Validity of a visa relates only to the length of time the holder may travel to the United States and apply for admission. It does not determine the length of time you can stay in the United States. The length of time a visitor is permitted to remain in the United States is determined by the United States Customs and Border Protection Officer at the port of entry. Each traveler will be permitted to stay in the U.S. for a period of time that is fair and reasonable for the completion of the purpose of the visit.

The holder of a B-1 visa, or a person travelling for business without a visa under the Visa Waiver Program, may undertake any one of the following activities:

  • Attend business or professional conferences or conventions
  • Consult with business associates
  • Negotiate contracts
  • Purchase goods or materials
  • Appear as a witness in court trials
  • Undertake independent research

Travelers entering the U.S. under the B-1 classification may not perform productive work or accept paid or unpaid employment.

The holder of a B-1 visa, or a person who has entered the United States without a visa under the Visa Waiver Program, may survey potential sites in connection with a business venture and/or to lease premises. The holder of a B-1 visa may not remain in the U.S. to manage a business. If the individual is to remain in the United States, the appropriate work (H, or L, or E ) visa is required.

The holder of a B-2 visa or a person travelling for pleasure without a visa under the Visa Waiver Program, may undertake any one of the following activities:

  • Visit friend/relatives
  • Undergo medical treatment
  • Participate in conventions, conferences or convocations of fraternal or social organizations

In 1995, the U.S. Department of State announced that all indefinite visas would expire on the tenth anniversary of their issuance date. If your B-1/B-2 visa was issued more than ten years ago, it is no longer valid. You will be required to apply for a new visa, or travel visa free under the Visa Waiver Program, if eligible.

 

The U.S. Embassy does not transfer a valid visa in an expired passport to a new passport. A visa is valid until the date of expiration printed on it, even if the passport it is in has expired. You should therefore carry both the old passport containing the visa along with your new passport when you enter the U.S. If you wish to have your visa in your new passport, you would need to apply for a new visa by paying a new visa application fee and having an interview at the Embassy or Consulate.

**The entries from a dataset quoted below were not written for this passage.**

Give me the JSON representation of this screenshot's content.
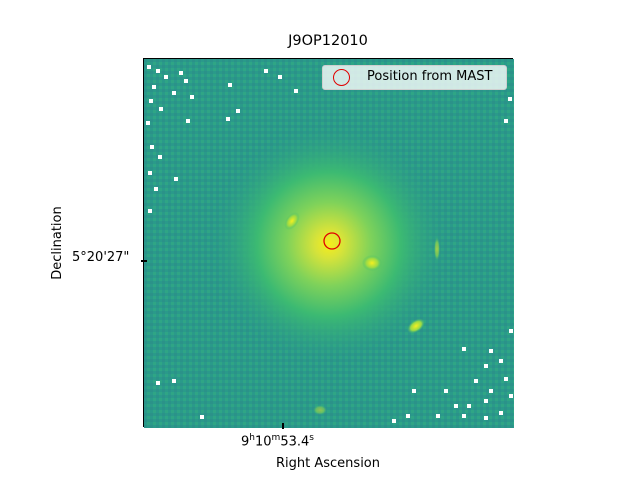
{
  "figure": {
    "title": "J9OP12010",
    "xlabel": "Right Ascension",
    "ylabel": "Declination",
    "x_tick_label": {
      "h": "9",
      "m": "10",
      "s": "53.4"
    },
    "y_tick_label": "5°20'27\"",
    "legend_label": "Position from MAST",
    "colors": {
      "background_field": "#2a9a8a",
      "galaxy_core": "#f4f020",
      "marker": "#e00000",
      "masked_pixels": "#ffffff"
    },
    "colormap": "viridis"
  }
}
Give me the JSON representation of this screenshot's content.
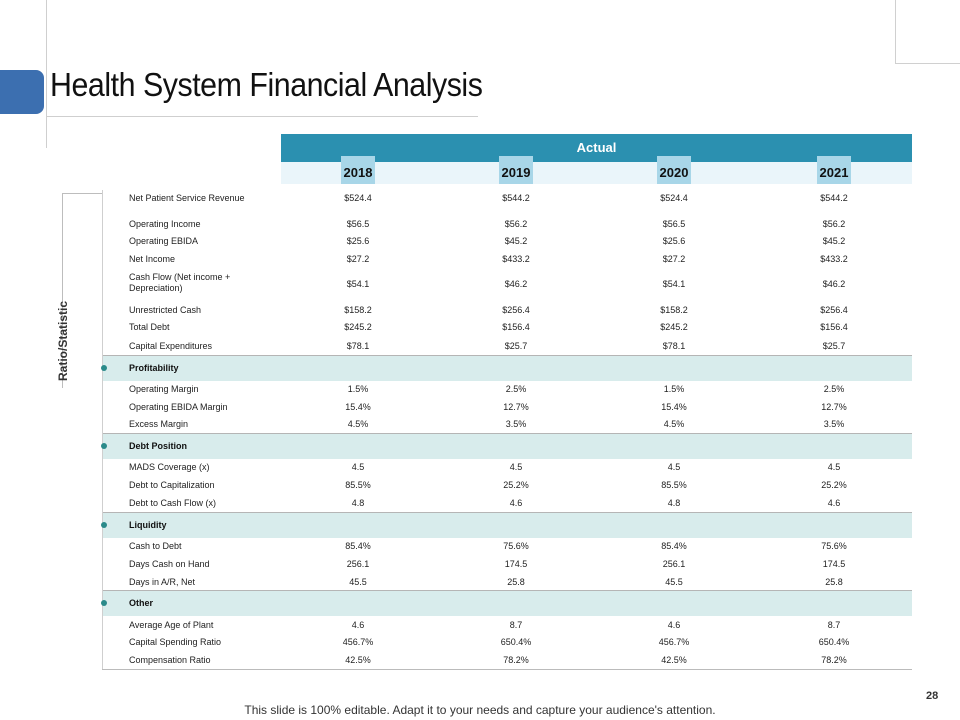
{
  "title": "Health System Financial Analysis",
  "header": {
    "actual_label": "Actual",
    "years": [
      "2018",
      "2019",
      "2020",
      "2021"
    ]
  },
  "side_label": "Ratio/Statistic",
  "rows": [
    {
      "label": "Net Patient Service Revenue",
      "values": [
        "$524.4",
        "$544.2",
        "$524.4",
        "$544.2"
      ]
    },
    {
      "label": "Operating Income",
      "values": [
        "$56.5",
        "$56.2",
        "$56.5",
        "$56.2"
      ]
    },
    {
      "label": "Operating EBIDA",
      "values": [
        "$25.6",
        "$45.2",
        "$25.6",
        "$45.2"
      ]
    },
    {
      "label": "Net Income",
      "values": [
        "$27.2",
        "$433.2",
        "$27.2",
        "$433.2"
      ]
    },
    {
      "label": "Cash Flow (Net income + Depreciation)",
      "values": [
        "$54.1",
        "$46.2",
        "$54.1",
        "$46.2"
      ]
    },
    {
      "label": "Unrestricted Cash",
      "values": [
        "$158.2",
        "$256.4",
        "$158.2",
        "$256.4"
      ]
    },
    {
      "label": "Total Debt",
      "values": [
        "$245.2",
        "$156.4",
        "$245.2",
        "$156.4"
      ]
    },
    {
      "label": "Capital Expenditures",
      "values": [
        "$78.1",
        "$25.7",
        "$78.1",
        "$25.7"
      ]
    }
  ],
  "sections": [
    {
      "name": "Profitability",
      "rows": [
        {
          "label": "Operating Margin",
          "values": [
            "1.5%",
            "2.5%",
            "1.5%",
            "2.5%"
          ]
        },
        {
          "label": "Operating EBIDA Margin",
          "values": [
            "15.4%",
            "12.7%",
            "15.4%",
            "12.7%"
          ]
        },
        {
          "label": "Excess Margin",
          "values": [
            "4.5%",
            "3.5%",
            "4.5%",
            "3.5%"
          ]
        }
      ]
    },
    {
      "name": "Debt Position",
      "rows": [
        {
          "label": "MADS Coverage (x)",
          "values": [
            "4.5",
            "4.5",
            "4.5",
            "4.5"
          ]
        },
        {
          "label": "Debt to Capitalization",
          "values": [
            "85.5%",
            "25.2%",
            "85.5%",
            "25.2%"
          ]
        },
        {
          "label": "Debt to Cash Flow (x)",
          "values": [
            "4.8",
            "4.6",
            "4.8",
            "4.6"
          ]
        }
      ]
    },
    {
      "name": "Liquidity",
      "rows": [
        {
          "label": "Cash to Debt",
          "values": [
            "85.4%",
            "75.6%",
            "85.4%",
            "75.6%"
          ]
        },
        {
          "label": "Days Cash on Hand",
          "values": [
            "256.1",
            "174.5",
            "256.1",
            "174.5"
          ]
        },
        {
          "label": "Days in A/R, Net",
          "values": [
            "45.5",
            "25.8",
            "45.5",
            "25.8"
          ]
        }
      ]
    },
    {
      "name": "Other",
      "rows": [
        {
          "label": "Average Age of Plant",
          "values": [
            "4.6",
            "8.7",
            "4.6",
            "8.7"
          ]
        },
        {
          "label": "Capital Spending Ratio",
          "values": [
            "456.7%",
            "650.4%",
            "456.7%",
            "650.4%"
          ]
        },
        {
          "label": "Compensation Ratio",
          "values": [
            "42.5%",
            "78.2%",
            "42.5%",
            "78.2%"
          ]
        }
      ]
    }
  ],
  "footer": "This slide is 100% editable. Adapt it to your needs and capture your audience's attention.",
  "page_number": "28",
  "colors": {
    "header": "#2b90b0",
    "section": "#d8ecec",
    "bullet": "#2a8a8a",
    "accent": "#3c6fb0"
  }
}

The holder of a B-1/B-2 visa is not required to hold a return ticket. However, you should carry evidence to show that you have a reason to depart the U.S. at the end of your stay and return to your residence abroad. You should also carry evidence to show that you have funds sufficient for your support while in the United States.

There is no limit as such on how many visits a person may make to the U.S. in any given period. However, a visitor who spends prolonged periods in the United States may have difficulty convincing the immigration inspector that he/she is not an intending immigrant. It is important that you carry with you, evidence of a residence abroad to which you intend to return at the end of your stay. Individuals who are unable to convince immigration officials that they are bona fide visitors may be denied entry into the U.S.